The 17th annual IEEE International Conference on High Performance Computing (HiPC 2010) will be held in Goa, India, during December 19-22, 2010. It will serve as a forum to present the current work by researchers from around the world. HiPC 2010 will focus on the design and analysis of high performance computing and networking systems and their scientific, engineering, and commercial applications.

The conference will be co-located with the following tutorials.

Tutorial I: Tutorial on Architecture Specific Optimizations for modern CPU and GPU

[Dec. 19; 2:00pm - 6:30pm; Sala de Banquet]

Speakers
Dhiraj Kalamkar and Sangeeta Bhattacharya, Intel Labs, India

Background
As multicore architectures overtake single-core architectures in today and future computer systems, applications must switch to parallel algorithms to achieve higher performance. Years of researches have yielded many ways to parallelize applications - functional decomposition, data partitioning, etc. However, we found exploiting parallelism alone at the algorithmic level is not sufficient to achieve the best performance. We must take into account the underlying platform architecture characteristics such as core architecture, SIMD width, bandwidth, etc. to achieve optimal application performance.

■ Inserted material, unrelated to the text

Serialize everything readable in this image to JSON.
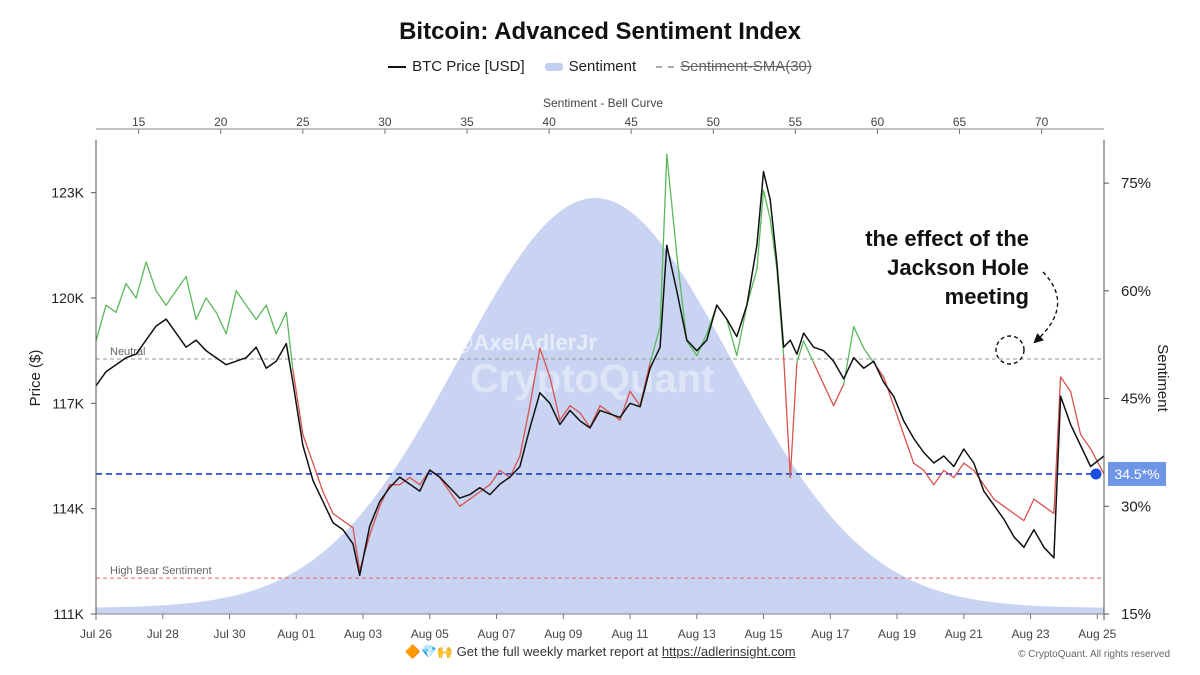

Intel's Throughput Computing lab has been engaging in platform specific optimizations for the last many years. We work with many companies in optimizing their applications for Intel and other non-Intel platforms. We have published many technical papers on this topic to top conferences such as IEEE vis, Sigmod, VLDB, IEEE signal processing magazine, ISCA, ICS, SC, Siggraph, etc.

Tutorial description
The goal of this tutorial is to present a summary of our optimization work in many application domains on modern CPU and GPU to the audience. The tutorial will include a discussion of architecture trend of modern CPUs and GPUs as well as their architecture difference. We will offer optimization guides for modern CPU as well as modern GPU. Examples of how architecture specific optimizations have improved real applications will be discussed to reinforce our teaching. We will conclude with a summary of the techniques discussed.

Target audience
This tutorial targets experienced programmers who are interested in improving their programs performance using proven techniques.

Breakdown of the tutorial materials
20% Introductory
30% Intermediate
30% Advanced

Website
http://sites.google.com/site/optimizingforcpuandgpu/

Tutorial II: NVIDIA CUDA - What's new in CUDA and Fermi architecture

[Dec. 19; 2:00pm - 6:30pm; Harmonia]

Speakers
Manish Bali, NVIDIA Corporation, India
Dibyapran Sanyal, NVIDIA Corporation, India
Swapna Matwankar, NVIDIA Corporation, India

Background
All around the world high performance computing is witnessing an era of disruptive innovation with highly parallel applications that achieve dramatic speedups at significantly lower power budgets. CUDA is a general purpose architecture for writing such highly parallel applications with support for several key abstractions for scalable high-performance parallel computing. With a rapid chain of innovations in programming ecosystem coupled with newer generation GPUs such as Fermi, CUDA today supports many languages, developer tools and libraries on a new breed of supercomputers. Recently, the world's fastest supercomputer "Tianhe-1A" using 7168 Fermi GPUs to provide 2.507 Petaflops of LINPACK performance at 3X lower power budget was unveiled at National Supercomputer Center at Tianjin, China. Scientists and engineers are today using CUDA in both research and production environment to push the envelope of discovery in a wide range of disciplines from finance to drug discovery to engineering to oil and gas exploration.

Tutorial description
In this tutorial we begin with an overview of basics of CUDA programming model and describe some of the key abstractions and newer features of CUDA in detail. We then look at the capabilities of Fermi and optimization techniques specific to Fermi. We next cover the CUDA programming ecosystem containing different developer tools and resources and wrap up with Q&A.

Target audience
This tutorial targets experienced programmers who are interested in developing high performance computing applications using CUDA. Prior knowledge of CUDA is not mandatory.

Tutorial III: Amazon Web Services

[Dec. 19; 11:00am - 1:00pm; Harmonia]

Speakers
Simone Brunozzi, Amazon

Tutorial description
This tutorial is intended to briefly introduce the Amazon Web Services to the audience; in particular to introduce new instance types targetted at HPC users.